In the new study, first authors Eric Reiman and Jennifer Webster in Phoenix, Arizona, and Amanda Myers of the University of Miami in Florida analyzed the SNP associations for ApoE4 carriers and non-carriers separately. By this approach, they hoped to find genes that interact with E4 and to detect weaker associations that might be obscured by the strength of the E4 effect.
Their strategy paid off: ten of the 25 SNPs with the most significant association to LOAD in the E4 carriers lay within one gene, the GRB-associated binding protein 2 (GAB2) gene on chromosome 11q14.1. Six of them were associated with LOAD in all three cohorts. They lay on one haplotype block that encompassed the entire GAB2 gene, making a strong case for the association between GAB2 and LOAD.
Haplotype mapping identified three common forms of GAB2. One common haplotype contained six SNPs associated with increased risk of AD, one with decreased risk, and one that had no effect. The GAB2 SNP with the strongest association showed a significantly increased risk for AD (odds ratio 4.06, 95 percent confidence interval, 2.81-14.69). By contrast, non-ApoE4 carriers with the same GAB2 SNP showed no elevated risk over non-carriers without it.

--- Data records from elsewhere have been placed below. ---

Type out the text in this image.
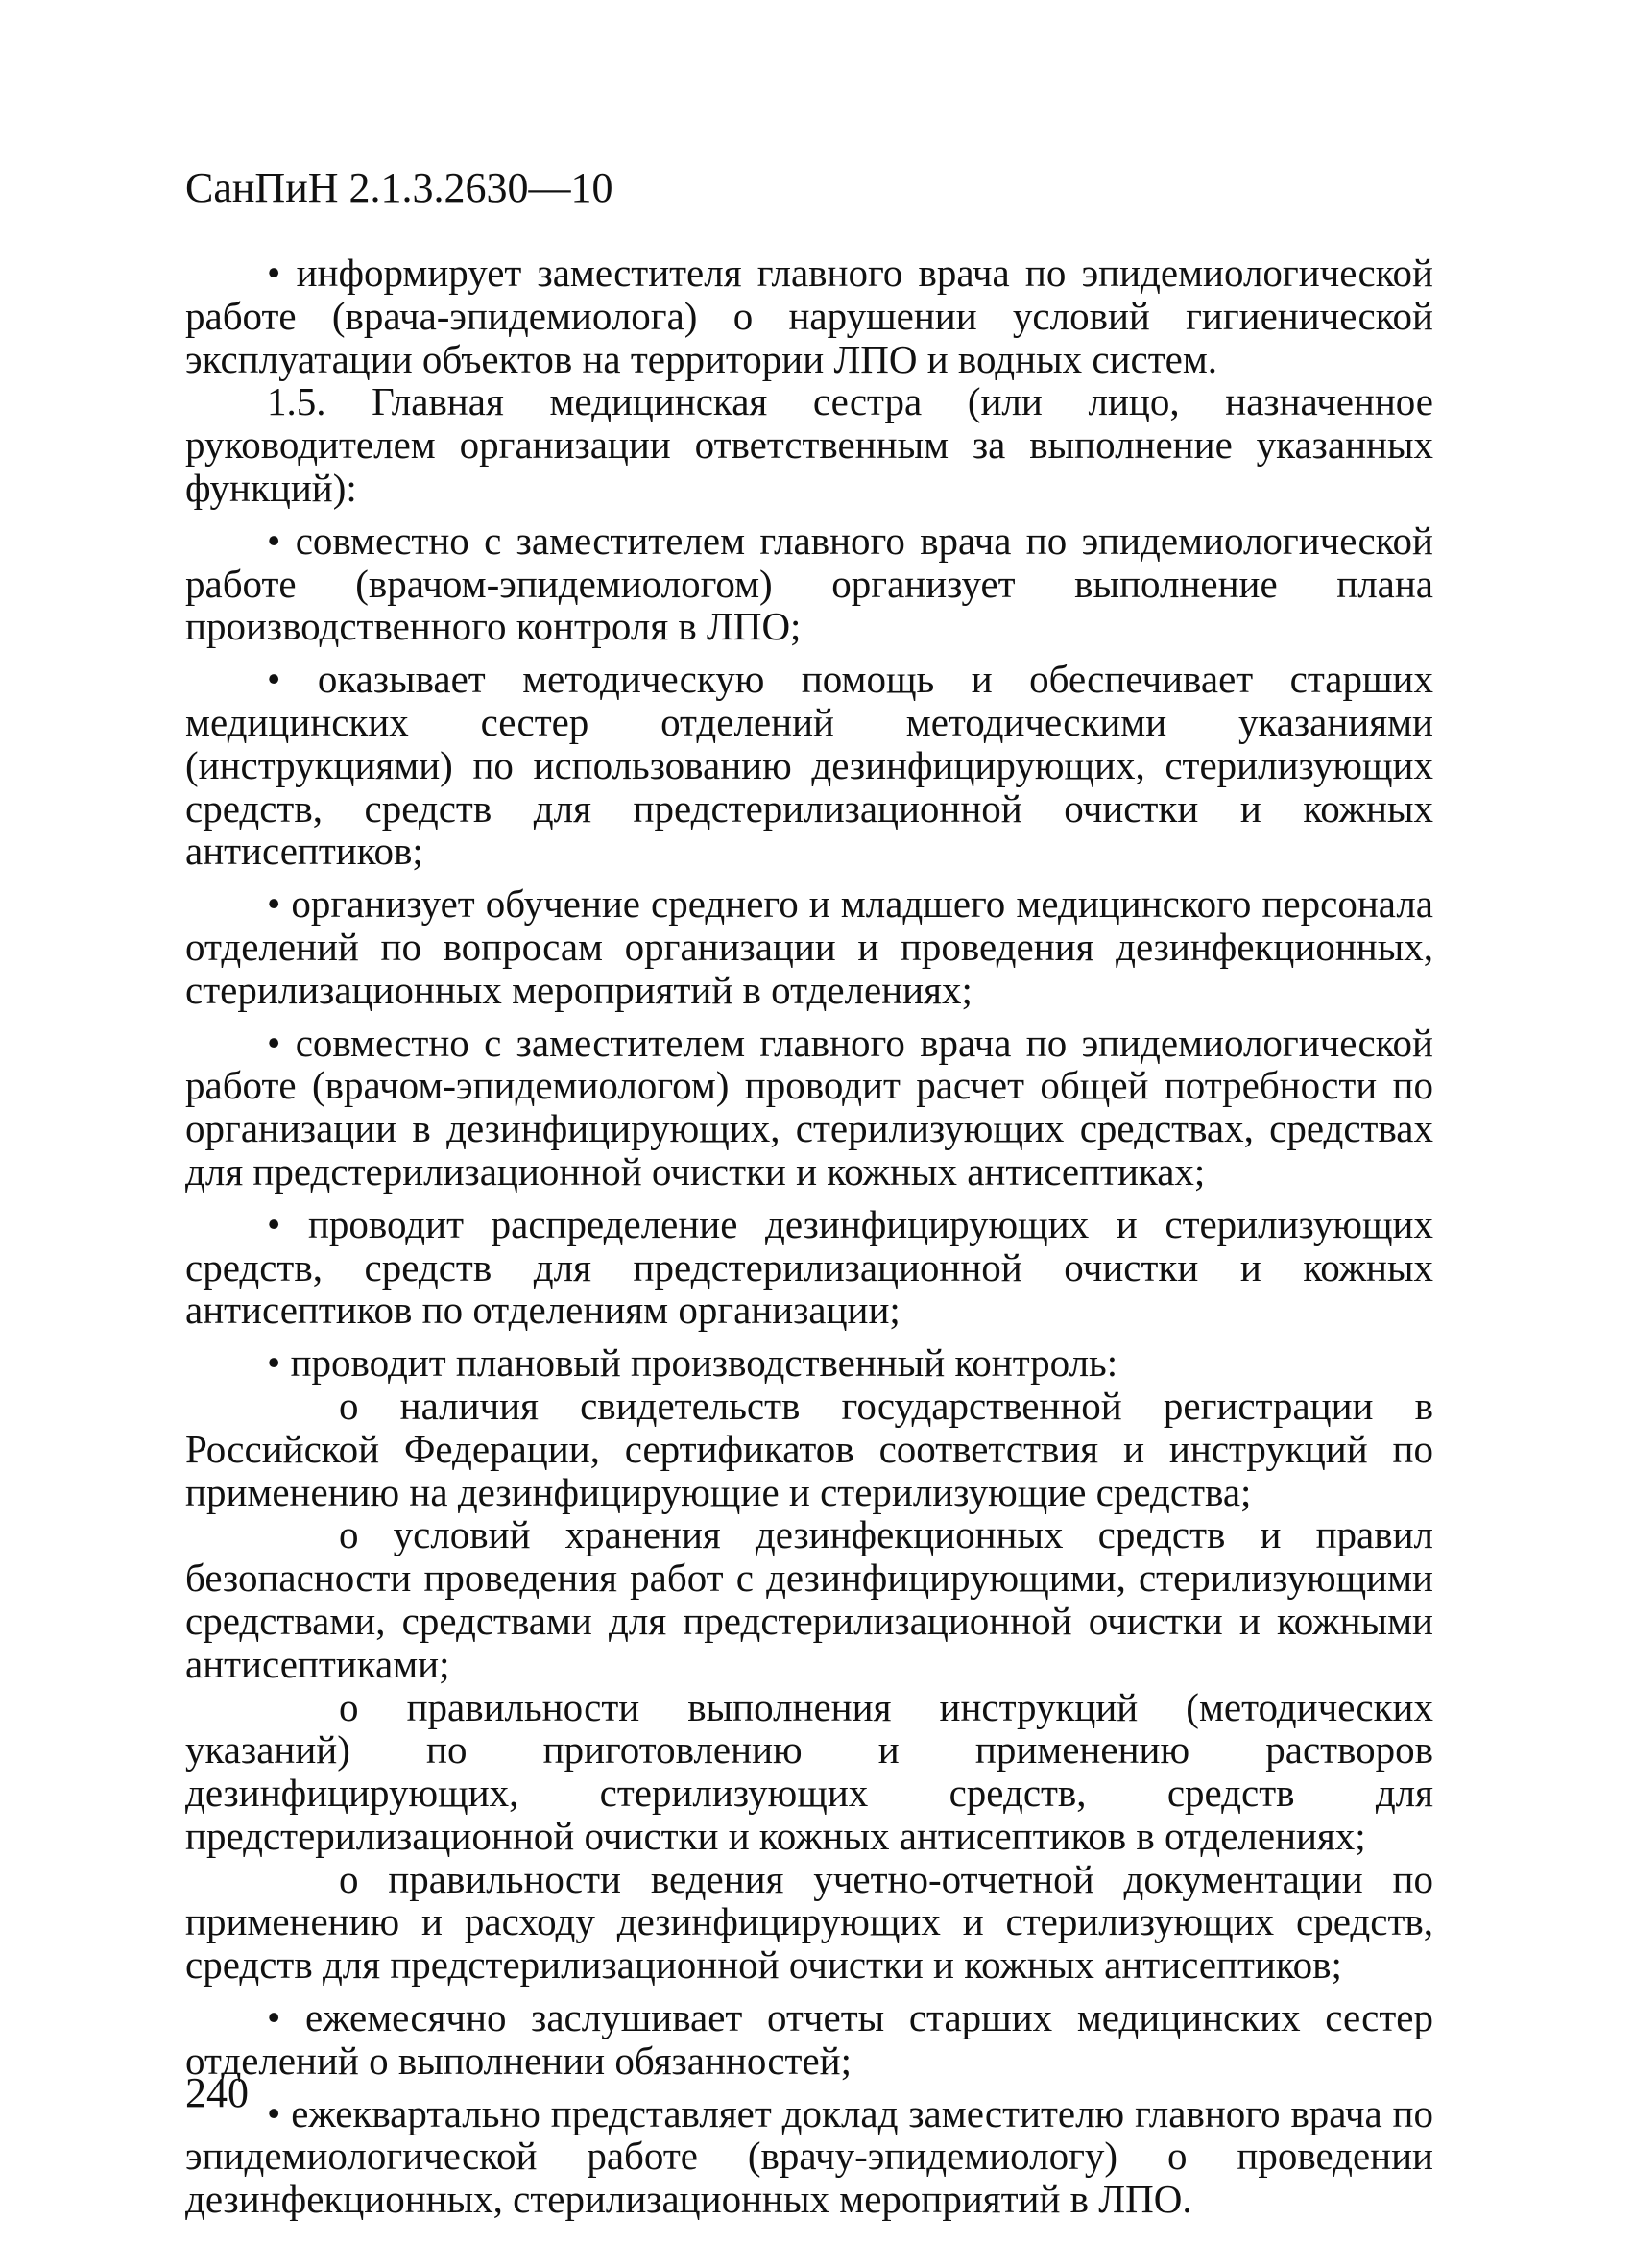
СанПиН 2.1.3.2630—10

• информирует заместителя главного врача по эпидемиологической работе (врача-эпидемиолога) о нарушении условий гигиенической эксплуатации объектов на территории ЛПО и водных систем.

1.5. Главная медицинская сестра (или лицо, назначенное руководителем организации ответственным за выполнение указанных функций):

• совместно с заместителем главного врача по эпидемиологической работе (врачом-эпидемиологом) организует выполнение плана производственного контроля в ЛПО;

• оказывает методическую помощь и обеспечивает старших медицинских сестер отделений методическими указаниями (инструкциями) по использованию дезинфицирующих, стерилизующих средств, средств для предстерилизационной очистки и кожных антисептиков;

• организует обучение среднего и младшего медицинского персонала отделений по вопросам организации и проведения дезинфекционных, стерилизационных мероприятий в отделениях;

• совместно с заместителем главного врача по эпидемиологической работе (врачом-эпидемиологом) проводит расчет общей потребности по организации в дезинфицирующих, стерилизующих средствах, средствах для предстерилизационной очистки и кожных антисептиках;

• проводит распределение дезинфицирующих и стерилизующих средств, средств для предстерилизационной очистки и кожных антисептиков по отделениям организации;

• проводит плановый производственный контроль:

о наличия свидетельств государственной регистрации в Российской Федерации, сертификатов соответствия и инструкций по применению на дезинфицирующие и стерилизующие средства;

о условий хранения дезинфекционных средств и правил безопасности проведения работ с дезинфицирующими, стерилизующими средствами, средствами для предстерилизационной очистки и кожными антисептиками;

о правильности выполнения инструкций (методических указаний) по приготовлению и применению растворов дезинфицирующих, стерилизующих средств, средств для предстерилизационной очистки и кожных антисептиков в отделениях;

о правильности ведения учетно-отчетной документации по применению и расходу дезинфицирующих и стерилизующих средств, средств для предстерилизационной очистки и кожных антисептиков;

• ежемесячно заслушивает отчеты старших медицинских сестер отделений о выполнении обязанностей;

• ежеквартально представляет доклад заместителю главного врача по эпидемиологической работе (врачу-эпидемиологу) о проведении дезинфекционных, стерилизационных мероприятий в ЛПО.

240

To provide biological support for the role of GAB2, the researchers measured gene expression in brain tissue from AD cases and controls. They found LOAD-related increases in GAB2 expression in non-tangle-bearing neurons in some brain areas affected by AD. GAB2 message was increased in the hippocampus and posterior cingular cortex, but was unchanged in four other regions including the entorhinal cortex, middle temporal gyrus, and superior frontal gyrus. In the hippocampus and posterior cingular cortex, GAB2 immunohistochemistry revealed protein in dystrophic neurons and neurites, and in cells with neurofibrillary tangles. In the cortex, the protein was also present in some normal neurons.
GAB2 is a central activator of the PI3 kinase signaling pathway, which affects tau phosphorylation via the regulation of the AKT/GSK3β kinase cascade. The investigators hypothesized that GAB2 might protect cells by blocking tau phosphorylation. Consistent with this idea, downregulating GAB2 expression using siRNA in glioblastoma cells resulted in enhanced phosphorylation of tau at serine 262, a site elevated in AD.
Taken together, the results suggest that GAB2 modifies AD risk in ApoE4 carriers and influences neuropathology. The findings open another small window on the pathogenesis of late-onset AD, but the story is far from finished. To move it along, the authors will make their extensive SNP dataset publicly available for further studies on this gene and others.—Pat McCaffrey.
Reiman EM, Webster JA, Myers AJ, Hardy J, Dunckley T, Zismann VL, Joshipura KD, Pearson JV, Hu-Lince D, Huentelman MJ, Craig DW, Coon KD, Liang WS, Herbert RH, Beach T, Rohrer KC, Zhao AS, Leung D, Bryden L, Marlowe L, Kaleem M, Mastroeni D, Grover A, Heward CB, Ravid R, Rogers J, Hutton ML, Melquist S, Petersen RC, Alexander GE, Caselli RJ, Kukull W, Papassotiropoulos A, Stephan DA. GAB2 Alleles Modify Alzheimer's Risk in APOE epsilon4 Carriers.